Viola Hildebrand-Schat
Während der documenta 15, der weltweit größten zeitgenössischen Kunstausstellung, haben israelfeindliche und antisemitische Positionen eine zentralen Auftritt gehabt. Eine erster Ausgangspunkt – zumindest für die von der Presse angestoßenen Diskussion – war ein am Friedrichsplatz installiertes Banner der Gruppe Taring Padi. In dem großformatigen Wimmelbild war deutlich antisemitistische Ikonografie auszumachen. Was sich die Aussteller dabei gedacht hatten, blieb bis zum Schluss offen. Dass die Installation der Arbeit weder unbedacht geschah noch ohne Wissen um die Brisanz der Darstellung geschah, muss angesichts der Tatsache, dass die Arbeit erst nach der Pressekonferenz und nach dem offiziellen Eröffnungsakt sichtbar wurde, unterstellt werden. Bereits diese Verzögerung der Veröffentlichung hätte eine Erklärung wünschenswert sein lassen. Doch blieb sie aus, ebenso wie das Banner schnell abgehängt wurde, anstatt zum Anlass für eine offen zwischen Kuratoren und Publikum geführten Diskussion genutzt zu werden. Zuvor war dramatisch mit einer schwarzen Folie kaschiert worden – eine Geste, mit der die Kuratoren ihrer Betroffenheit über das Unverständnis Ausdruck verleihen wollten. Oder ging es dabei noch um etwas anderes? Dabei wäre eine Auseinandersetzung mit und angesichts des Bildes– so Wenzel – nicht nur wünschenswert, sondern absolut notwendig gewesen. Gerade diese eine Arbeit hätte die Vorlage für das Kuratorenteam liefern können, sich zu erklären, Stellung zu nehmen und so möglicherweise die die gesamte documenta überschattenden Angriffe verhindern können.
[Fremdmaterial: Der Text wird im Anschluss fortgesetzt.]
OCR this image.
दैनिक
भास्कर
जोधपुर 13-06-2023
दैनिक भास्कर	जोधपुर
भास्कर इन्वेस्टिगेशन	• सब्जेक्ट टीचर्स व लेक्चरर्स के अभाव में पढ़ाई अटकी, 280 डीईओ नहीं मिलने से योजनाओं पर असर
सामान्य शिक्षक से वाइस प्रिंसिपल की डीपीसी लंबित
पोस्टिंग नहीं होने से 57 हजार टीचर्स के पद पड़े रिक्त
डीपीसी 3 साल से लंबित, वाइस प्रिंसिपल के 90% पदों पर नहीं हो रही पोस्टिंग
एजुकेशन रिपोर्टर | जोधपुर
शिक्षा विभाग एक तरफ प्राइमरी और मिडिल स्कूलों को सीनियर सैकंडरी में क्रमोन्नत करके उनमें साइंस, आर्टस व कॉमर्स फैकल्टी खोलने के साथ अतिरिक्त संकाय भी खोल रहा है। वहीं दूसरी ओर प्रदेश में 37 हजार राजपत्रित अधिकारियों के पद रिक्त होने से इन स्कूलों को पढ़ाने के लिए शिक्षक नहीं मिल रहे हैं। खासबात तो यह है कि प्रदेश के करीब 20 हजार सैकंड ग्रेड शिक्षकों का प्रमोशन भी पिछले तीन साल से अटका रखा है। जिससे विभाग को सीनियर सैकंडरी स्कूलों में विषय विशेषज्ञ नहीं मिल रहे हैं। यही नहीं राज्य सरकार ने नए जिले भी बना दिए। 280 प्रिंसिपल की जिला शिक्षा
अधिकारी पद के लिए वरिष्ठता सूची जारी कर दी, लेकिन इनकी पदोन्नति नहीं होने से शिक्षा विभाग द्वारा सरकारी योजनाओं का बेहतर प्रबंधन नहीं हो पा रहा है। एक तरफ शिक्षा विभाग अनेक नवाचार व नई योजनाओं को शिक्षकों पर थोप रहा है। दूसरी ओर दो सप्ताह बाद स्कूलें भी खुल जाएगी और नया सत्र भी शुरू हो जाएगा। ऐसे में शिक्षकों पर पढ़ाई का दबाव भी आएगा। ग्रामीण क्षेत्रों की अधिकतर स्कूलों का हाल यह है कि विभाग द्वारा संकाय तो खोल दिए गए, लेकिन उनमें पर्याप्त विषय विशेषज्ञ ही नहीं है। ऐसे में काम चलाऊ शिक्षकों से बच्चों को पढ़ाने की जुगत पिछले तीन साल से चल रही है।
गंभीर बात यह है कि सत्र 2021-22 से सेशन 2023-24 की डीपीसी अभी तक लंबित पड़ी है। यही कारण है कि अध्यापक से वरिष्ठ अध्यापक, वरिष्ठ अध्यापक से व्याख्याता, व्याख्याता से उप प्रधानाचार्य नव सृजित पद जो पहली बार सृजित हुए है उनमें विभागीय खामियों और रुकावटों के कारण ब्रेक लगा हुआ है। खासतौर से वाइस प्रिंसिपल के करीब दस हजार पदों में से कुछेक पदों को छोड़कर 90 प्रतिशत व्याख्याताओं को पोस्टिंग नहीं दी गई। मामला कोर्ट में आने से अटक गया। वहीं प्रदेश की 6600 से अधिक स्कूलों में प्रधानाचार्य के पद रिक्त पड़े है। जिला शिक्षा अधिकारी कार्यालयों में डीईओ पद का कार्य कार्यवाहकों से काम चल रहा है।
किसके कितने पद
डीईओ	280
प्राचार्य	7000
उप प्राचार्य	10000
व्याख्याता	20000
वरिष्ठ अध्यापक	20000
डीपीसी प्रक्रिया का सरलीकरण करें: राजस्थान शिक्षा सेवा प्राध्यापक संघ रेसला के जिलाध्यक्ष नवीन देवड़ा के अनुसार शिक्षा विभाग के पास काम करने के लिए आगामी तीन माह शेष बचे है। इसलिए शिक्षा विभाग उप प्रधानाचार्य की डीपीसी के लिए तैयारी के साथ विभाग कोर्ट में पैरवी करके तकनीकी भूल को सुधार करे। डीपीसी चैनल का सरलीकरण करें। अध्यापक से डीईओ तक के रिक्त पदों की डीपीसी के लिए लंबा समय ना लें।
Auch wenn also das Banner schnell aus dem öffentlichen Blickfeld verschwand, hielten die Diskussionen um Antisemitismus und israelfeindliche Positionen bis zum Ausstellungsende im September 2022 an. Ja, sie erhielten Verstärkung durch weitere Arbeiten, die in ähnlicher Weise als antisemitistisch erkannt wurde und letztendlich verstellten sie den Blick auf das, was die Documenta sonst noch zu bieten hatten.
Ein zentrales Problem war, dass während der ganzen Zeit allzu schnell Antisemitismus und Israelfeindlichkeit nicht sauber voneinander getrennt wurden. Mit einem deutschen Antisemitismus und einem des globalen Südens trafen gleich zwei, aber doch unterschiedlich motivierte antisemitistische Strömungen aufeinander.
Wie konnte es zu einer solchen undifferenzierten Diskussion kommen, wie vor diesem Hintergrund der palästinensischen Befreiungskampf zu einem zentralen Argument im postkolonialen Diskurs herangezogen werden? Diesen Fragen stellten sich in einer Podiumsdiskussion am Dienstag, den 24. Januar 2023 Prof. Dr. Nicole Deitelhoff, Leiterin des Leibniz-Instituts, Hessische Friedens- und Konfliktforschung sowie Vorsitzende der Expertenkommission, die den Antisemitismusverdacht prüfen sollte, Prof. Dr. Heinz Bude, Gründungsdirektor des documenta Instituts für Ausstellungsstudien, einem Forschungsinstitut unter dem Dach der documenta und des Museums Fridericianum, dem auch das documenta Archiv angehört und Prof. Dr. Mirjam Wenzel, Direktorin des Jüdischen Museums Frankfurt. Moderiert wurde Diskussion von Sandra Kegel, verantwortliche Redakteurin für das Feuilleton der Frankfurter Allgemeinen Zeitung.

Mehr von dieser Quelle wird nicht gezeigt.